Abstract

Background Diagnosis of diabetes and monitoring of long-term blood sugar are preferably done by measurement of glycated hemoglobin (HbA1c). Diabetic patients with end stage renal disease (ESRD) may have short-lived red blood cells due to hemodialysis (HD), and thus higher turnover of hemoglobin. The level of glycated hemoglobin (HbA1c) may be lower than expected for these patients, even at increased blood glucose, possibly making glycated albumin (GA) measurement a better alternative. Methods The percentage of GA was measured by liquid chromatography coupled with tandem mass spectrometry (LC-MS/MS). Fast and efficient trypsin digestion of proteins in diluted serum or plasma resulted in a high number of proteotypic peptides from albumin, including KQTALVELVK which was detected both glycated and non-glycated by multiple reaction monitoring (MRM). The percentage of GA was estimated by neat peak area response of glycated peptide divided by the sum of glycated and non-glycated peptide. Results Acceptable method reproducibility (6% CV), repeatability (2–6% CV), limit of quantification (0.75% GA), linearity (R2 = 0.999) and recovery (79 ± 9%) was achieved without using calibration or isotope-labeled internal standard.
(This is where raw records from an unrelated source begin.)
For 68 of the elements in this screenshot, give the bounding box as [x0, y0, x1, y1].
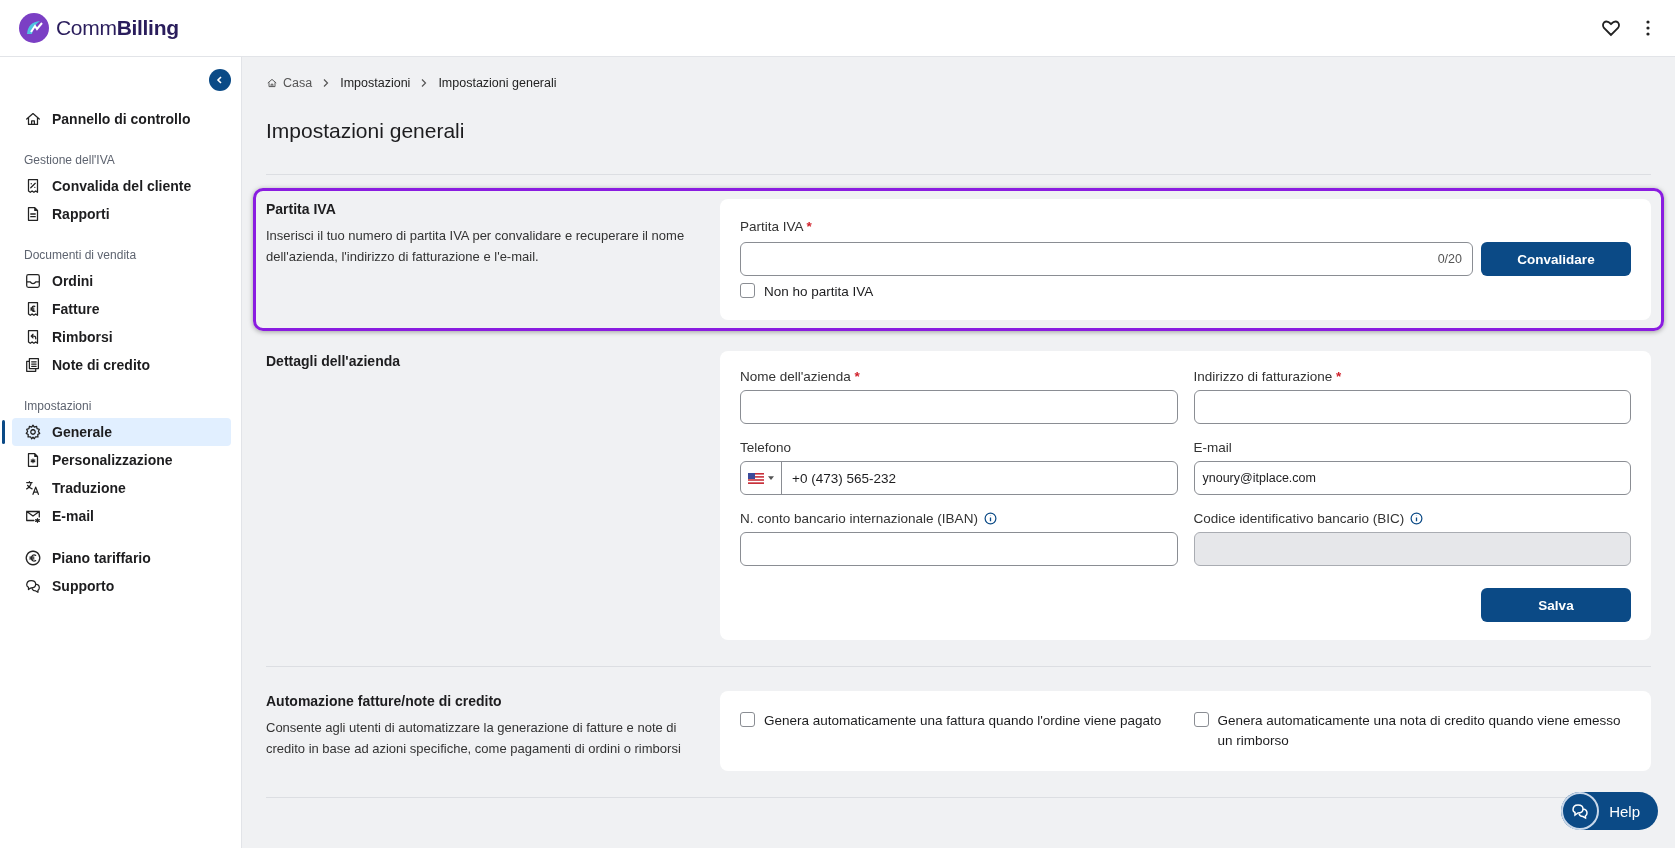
nav-item[interactable]: Rimborsi — [12, 323, 231, 351]
field-value: +0 (473) 565-232 — [791, 470, 896, 486]
nav-section-heading: Gestione dell'IVA — [23, 152, 116, 169]
nav-item[interactable]: Traduzione — [12, 474, 231, 502]
nav-item[interactable]: Rapporti — [12, 200, 231, 228]
logo-icon — [18, 12, 50, 44]
inbox-icon — [24, 272, 42, 290]
nav-item[interactable]: Ordini — [12, 267, 231, 295]
flag-icon — [748, 472, 764, 484]
section-description: Inserisci il tuo numero di partita IVA per convalidare e recuperare il nome dell'azienda, l'indirizzo di fatturazione e l'e-mail. — [266, 227, 686, 266]
field-value: ynoury@itplace.com — [1201, 471, 1316, 485]
checkbox-label: Genera automaticamente una fattura quando l'ordine viene pagato — [764, 712, 1162, 730]
copies-icon — [24, 356, 42, 374]
info-icon[interactable] — [983, 512, 997, 525]
nav-item[interactable]: Supporto — [12, 572, 231, 600]
help-button[interactable]: Help — [1561, 792, 1658, 830]
nav-item[interactable]: Fatture — [12, 295, 231, 323]
caret-icon — [768, 476, 774, 480]
nav-item[interactable]: E-mail — [12, 502, 231, 530]
section-description: Consente agli utenti di automatizzare la generazione di fatture e note di credito in base ad azioni specifiche, come pagamenti di ordini o rimborsi — [266, 719, 682, 758]
chevron-left-icon — [215, 75, 225, 85]
breadcrumb-link[interactable]: Casa — [283, 76, 313, 90]
save-button[interactable]: Salva — [1481, 588, 1631, 622]
field-label: Indirizzo di fatturazione * — [1193, 369, 1342, 384]
nav-item[interactable]: Pannello di controllo — [12, 105, 231, 133]
field-label: Nome dell'azienda * — [740, 369, 860, 384]
text-field[interactable]: ynoury@itplace.com — [1193, 461, 1631, 495]
section-title: Automazione fatture/note di credito — [266, 693, 503, 709]
field-label: Codice identificativo bancario (BIC) — [1193, 511, 1405, 526]
heart-icon[interactable] — [1601, 18, 1621, 38]
text-field[interactable] — [1193, 390, 1631, 424]
checkbox-label: Genera automaticamente una nota di credito quando viene emesso un rimborso — [1217, 712, 1622, 750]
chevron-right-icon — [420, 78, 429, 88]
field-label: N. conto bancario internazionale (IBAN) — [740, 511, 978, 526]
chevron-right-icon — [322, 78, 331, 88]
field-label: Telefono — [740, 440, 792, 455]
chat-icon — [1570, 801, 1591, 821]
home-icon — [266, 77, 278, 89]
nav-item[interactable]: Personalizzazione — [12, 446, 231, 474]
breadcrumb-link[interactable]: Impostazioni — [340, 76, 411, 90]
checkbox[interactable] — [740, 283, 755, 298]
breadcrumb-link[interactable]: Impostazioni generali — [438, 76, 557, 90]
text-field[interactable] — [740, 532, 1178, 566]
checkbox[interactable] — [740, 712, 755, 727]
nav-item[interactable]: Note di credito — [12, 351, 231, 379]
nav-section-heading: Documenti di vendita — [23, 247, 138, 264]
validate-button[interactable]: Convalidare — [1481, 242, 1631, 276]
vat-number-field[interactable]: 0/20 — [740, 242, 1473, 276]
nav-item[interactable]: Piano tariffario — [12, 544, 231, 572]
nav-section-heading: Impostazioni — [23, 398, 93, 415]
field-label: Partita IVA * — [740, 219, 812, 234]
more-menu-icon[interactable] — [1645, 18, 1651, 38]
checkbox-label: Non ho partita IVA — [764, 283, 874, 301]
collapse-sidebar-button[interactable] — [209, 69, 231, 91]
character-counter: 0/20 — [1437, 252, 1462, 266]
section-title: Partita IVA — [266, 201, 337, 217]
field-label: E-mail — [1193, 440, 1232, 455]
chat-icon — [24, 577, 42, 595]
translate-icon — [24, 479, 42, 497]
phone-field[interactable]: +0 (473) 565-232 — [740, 461, 1178, 495]
gear-icon — [24, 423, 42, 441]
text-field[interactable] — [740, 390, 1178, 424]
section-title: Dettagli dell'azienda — [266, 353, 402, 369]
page-title: Impostazioni generali — [265, 118, 466, 144]
nav-item[interactable]: Convalida del cliente — [12, 172, 231, 200]
checkbox[interactable] — [1193, 712, 1209, 727]
home-icon — [24, 110, 42, 128]
brand-name: CommBilling — [56, 16, 179, 40]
GA was strongly correlated with HbA1c (r = 0.84) for patients without ESRD. The average ratio of GA/HbA1c was significantly higher (p = 0.0021) for ESRD patients (1.84 ± 0.38, n = 62) compared to other patients (1.67 ± 0.28, n = 225). Conclusion GA measurement by detecting glycation in KQTALVELVK with LC-MS/MS seems to be a useful supplement to HbA1c for detecting increased blood glucose in diabetic patients with ESRD.